Giré y me encontré con sus labios muy cerca, a escasos centímetros de mí. Podía notar cómo nuestros vahos se juntaban y cómo ese hálito escarlata comenzaba a anegar el interior del taxi. De repente, todo desapareció, literalmente. En vez de estar rodeados por muebles, controles, un chófer y demás, estábamos inmersos en un lugar único, lleno de secretos y memorias hermosas que compartía con mi mejor amiga.
Tapiz desgastado, pisos destartalados y muebles polvorientos; ventanas rotas, aroma a humedad y temperatura elevada. La estancia, la cocina, el jardín, las escaleras... Todo estaba como lo recordaba, no había cambios ni imperfecciones en la estructura, la única diferencia era mi acompañante, quien no dejaba de sonreírme con un brillo en sus ojos que me hizo dar cuenta de que su pigmentación había cambiado. Ya no eran esmeraldas, sino rojos.
Una de sus manos se posicionó en mi cintura para atraerme más a él y la otra depositó leves caricias en mi mejilla. No entendía que sucedía, cómo era que había logrado teletransportarnos o, en tal caso, recrear cada detalle de aquella casita en la que Helen y yo solíamos reunirnos hasta hacía no mucho. Sin embargo, agradecí que lo hiciera, era reconfortante esa sensación de familiaridad.
Su boca se acomodó en mi comisura inferior e inmediatamente cerré los párpados, enlazando mis extremidades superiores en la parte trasera de su cuello. La presión que ejerció fue suave al principio, incrementó conforme pasaron los segundos hasta que se movió y mi corazón se aceleró.
Seguía fascinada, me parecía impresionante la manera en la que podía hacer que todo mi mundo se agitara, cómo lograba que me olvidara de lo que había a mí alrededor y me llevara a una dimensión donde solo importábamos los dos. Donde podíamos sentirnos sin importar lo que fuese a pasar.

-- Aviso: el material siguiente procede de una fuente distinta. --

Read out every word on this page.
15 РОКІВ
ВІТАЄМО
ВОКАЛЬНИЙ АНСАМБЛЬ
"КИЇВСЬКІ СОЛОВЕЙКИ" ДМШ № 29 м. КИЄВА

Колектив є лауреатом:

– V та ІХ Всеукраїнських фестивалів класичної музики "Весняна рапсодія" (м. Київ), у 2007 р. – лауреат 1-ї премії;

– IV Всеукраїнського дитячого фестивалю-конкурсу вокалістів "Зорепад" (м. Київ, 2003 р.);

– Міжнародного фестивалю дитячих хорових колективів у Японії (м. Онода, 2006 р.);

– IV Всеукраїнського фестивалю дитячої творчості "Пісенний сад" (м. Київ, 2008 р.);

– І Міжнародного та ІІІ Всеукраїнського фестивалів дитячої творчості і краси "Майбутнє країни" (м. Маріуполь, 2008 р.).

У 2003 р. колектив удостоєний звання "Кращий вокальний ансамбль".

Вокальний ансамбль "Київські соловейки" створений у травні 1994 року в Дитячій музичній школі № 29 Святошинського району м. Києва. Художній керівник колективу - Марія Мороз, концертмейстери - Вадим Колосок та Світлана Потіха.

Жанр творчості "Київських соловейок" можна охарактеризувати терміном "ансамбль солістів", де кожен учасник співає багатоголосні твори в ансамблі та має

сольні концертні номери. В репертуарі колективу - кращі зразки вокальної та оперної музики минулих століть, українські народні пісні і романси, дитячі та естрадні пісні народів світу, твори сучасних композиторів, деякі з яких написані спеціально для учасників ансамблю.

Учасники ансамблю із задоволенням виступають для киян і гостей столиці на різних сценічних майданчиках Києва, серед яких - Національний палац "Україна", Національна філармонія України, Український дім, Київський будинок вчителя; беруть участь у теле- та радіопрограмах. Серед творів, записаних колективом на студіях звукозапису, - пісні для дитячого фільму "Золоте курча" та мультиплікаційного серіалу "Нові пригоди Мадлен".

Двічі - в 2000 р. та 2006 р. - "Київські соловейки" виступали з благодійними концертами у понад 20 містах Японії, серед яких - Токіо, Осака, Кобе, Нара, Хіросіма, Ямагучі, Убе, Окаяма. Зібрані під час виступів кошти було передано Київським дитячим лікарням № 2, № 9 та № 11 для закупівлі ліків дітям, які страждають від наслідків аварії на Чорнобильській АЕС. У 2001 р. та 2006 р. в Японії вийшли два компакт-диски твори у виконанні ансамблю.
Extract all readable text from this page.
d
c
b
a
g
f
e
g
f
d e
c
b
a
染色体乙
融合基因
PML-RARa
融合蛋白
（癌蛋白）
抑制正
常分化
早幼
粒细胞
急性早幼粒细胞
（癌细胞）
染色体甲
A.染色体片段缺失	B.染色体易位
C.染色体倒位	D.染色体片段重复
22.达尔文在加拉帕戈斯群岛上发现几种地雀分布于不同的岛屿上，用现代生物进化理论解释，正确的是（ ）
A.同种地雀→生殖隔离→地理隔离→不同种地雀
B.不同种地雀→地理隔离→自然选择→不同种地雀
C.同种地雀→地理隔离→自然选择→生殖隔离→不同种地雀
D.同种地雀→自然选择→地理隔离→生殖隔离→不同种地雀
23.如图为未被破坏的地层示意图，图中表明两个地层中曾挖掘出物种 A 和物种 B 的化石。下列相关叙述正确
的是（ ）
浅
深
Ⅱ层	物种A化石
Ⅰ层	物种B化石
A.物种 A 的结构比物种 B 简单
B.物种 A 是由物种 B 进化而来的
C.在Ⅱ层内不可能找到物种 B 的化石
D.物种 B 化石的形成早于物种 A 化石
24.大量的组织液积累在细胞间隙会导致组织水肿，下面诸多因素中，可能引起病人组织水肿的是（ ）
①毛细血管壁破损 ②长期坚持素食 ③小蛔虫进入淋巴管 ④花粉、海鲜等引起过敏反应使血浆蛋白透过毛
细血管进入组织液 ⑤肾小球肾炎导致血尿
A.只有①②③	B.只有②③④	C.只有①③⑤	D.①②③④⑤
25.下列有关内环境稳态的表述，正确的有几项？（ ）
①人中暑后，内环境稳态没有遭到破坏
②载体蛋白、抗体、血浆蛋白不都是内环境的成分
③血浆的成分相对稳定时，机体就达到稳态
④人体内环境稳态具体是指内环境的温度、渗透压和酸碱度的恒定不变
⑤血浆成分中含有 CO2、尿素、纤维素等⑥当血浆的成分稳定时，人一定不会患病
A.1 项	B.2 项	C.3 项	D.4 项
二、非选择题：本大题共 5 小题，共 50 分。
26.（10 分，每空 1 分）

—Io... ¿por qué me aceptas? ¿Por qué crees que soy tan bueno incluso cuando sabes que no soy inocente? —Había un destello en su mirada, nunca lo había visto y no entendía cómo era que podía ser diferente—. ¿Dirías que me quieres?
Por alguna razón desconocida, en ese instante no me sentí nerviosa ni ansiosa, de hecho, mi pulso se apaciguó y mi mente se aclaró; todo se transfiguró en mí. No obstante, eso no cambiaba la intensidad de mis sentimientos hacia él. Era como alivio derramándose por mi interior, calma en el aire, paz en mi pecho... Simplemente me hizo feliz su pequeña inseguridad, que me lo preguntara y no que indagara en mi interior para averiguarlo.
Retiré un rizo de su rostro y lo adjunté al moño desprolijo que tenía, sintiendo cómo un suspiro era liberado de su garganta. Observé sus facciones suaves y pronunciadas, dibujé con mi dedo su mandíbula hasta que sus hoyuelos se asomaron y no pude eludir dirigirme hacia allí. Su rostro, en absoluto, era lo más bello que había visto, no encontraba a nadie que se le acercara, ni siquiera Eros. O al menos, así lo consideraba.